Владимир Личутин - Сон золотой (книга переживаний)
А прежде праздничным столом хвалились; уж на что после войны жилы на кулак мотали и от голоду пухли, но застолья были незабытны. Хлебенная корочка тогда была куда слаже нынешнего глазурованного пряника. Помню, как с карточками ходил в третий магазин, чтобы отовариться, и вот завороженными глазами смотрю на широкий нож продавщицы, как он пронырливо пластает буханку, качаются скалки весов туда-сюда, на одну чашку падает совершенно крохотная гирька, и «магазинная королева», эта вершительница наших жизней попридерживает посинелыми от холода пальцами колеблющихся коников, а равновесия все нет, и тогда женщина напоследок все же отчинивает от хлебины довесочек. Продавщица кажется особенно дородной в этой стеганой фуфайке и лоснящемся фартуке поверх, у нее тугие щеки с алым заревом, белый накрахмаленный колпак и русые завитки по-над ушами. Я, шкет совсем, только что выпавший из детсадовского возраста, и не потому придирчиво зорок и цепок глазами, что боюсь обвеса, но всем возбужденным сердцем подгадываю, мысленно подталкиваю руку продавщицы, чтобы она выделила мой уличный мальчишеский пай, мой гостинчик, обязательно поноровила мне, и тогда довесок, что случится поверх буханки, – он будет мой, больше ничей, бабушка за него не станет упрекать, и я с трудом выдерживаю, чтобы не вцепиться в него зубами тут же, прямо у прилавка.

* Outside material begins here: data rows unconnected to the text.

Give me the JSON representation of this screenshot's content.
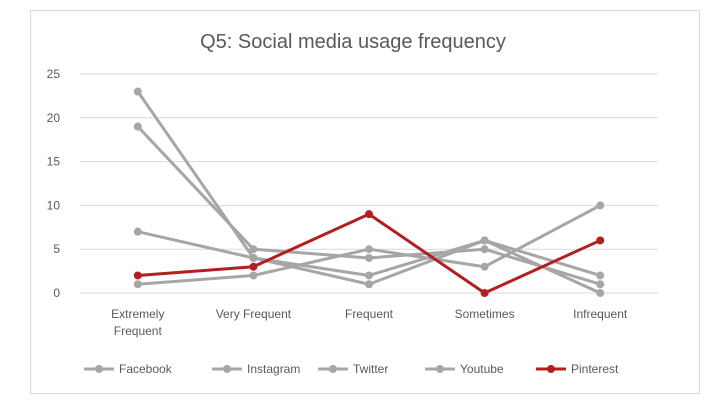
{
  "chart_data": {
    "type": "line",
    "title": "Q5: Social media usage frequency",
    "xlabel": "",
    "ylabel": "",
    "categories": [
      [
        "Extremely",
        "Frequent"
      ],
      [
        "Very Frequent"
      ],
      [
        "Frequent"
      ],
      [
        "Sometimes"
      ],
      [
        "Infrequent"
      ]
    ],
    "yticks": [
      "0",
      "5",
      "10",
      "15",
      "20",
      "25"
    ],
    "ylim": [
      0,
      25
    ],
    "grid": true,
    "legend_position": "bottom",
    "series": [
      {
        "name": "Facebook",
        "values": [
          23,
          4,
          1,
          6,
          0
        ],
        "color": "#a6a6a6"
      },
      {
        "name": "Instagram",
        "values": [
          19,
          5,
          4,
          5,
          1
        ],
        "color": "#a6a6a6"
      },
      {
        "name": "Twitter",
        "values": [
          7,
          4,
          2,
          6,
          2
        ],
        "color": "#a6a6a6"
      },
      {
        "name": "Youtube",
        "values": [
          1,
          2,
          5,
          3,
          10
        ],
        "color": "#a6a6a6"
      },
      {
        "name": "Pinterest",
        "values": [
          2,
          3,
          9,
          0,
          6
        ],
        "color": "#b1201f"
      }
    ]
  }
}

Братцы мои, как он душист, этот кусманчик, как сладок, но так скоро отпотевает в моем кулачишке, скукоживается в жарком гнездышке, когда я выковыриваю от него по крохе, и, словно бы не достигая моей утробушки, внезапно отлетает, как призрак, где-то на полпути к ней, оставляя в животишке лишь легкое томление. И никакой сытости, лишь раздражение на языке и блазнь на сердце; и пока я попадаю до своего дома, часто заглядываю в сетку, где покоится смуглый кирпичик с зажарной, словно облитой лаком верхней коркой, и пальцы мои самовольно нет-нет да и отламывают от краев хлебины щербатые закорелые отростки.
И вот когда мои близкие нынче порою кочевряжатся при еде, то я частенько, не боясь прослыть занудою, вспоминаю эту давнишнюю сценку, но дети мои (слава Богу, не знавшие голода) не верят моим рассказам, дескать, папа сочиняет, он – писатель. Может что-то невольно и отпечатывается в их сознании, но по легкой ухмылке, по небрежности, с какой слушают, я понимаю с грустью, что они не верят. А может потому и не доходит до их сердца, что для меня самого эти картинки детства теперь не хранят ни тоски, ни ужаса, ни слез, они принакрыты грустноватым, но прекрасным глянцем времени, за которым куда-то подевалась, поиструхла, погрузилась в тлен и прах грубость моего далеко отплывшего детства. Глаза мои невольно принакрываются влажной пеленою, сквозь которую самовольно пробивается солнечная искра по навсегда утраченному празднику, который, увы, уже никогда не испытать, и голос мой вдруг становится мягким, шепелявым, почти елейным. И я отворачиваюсь, чтобы скрыть предательскую слезу.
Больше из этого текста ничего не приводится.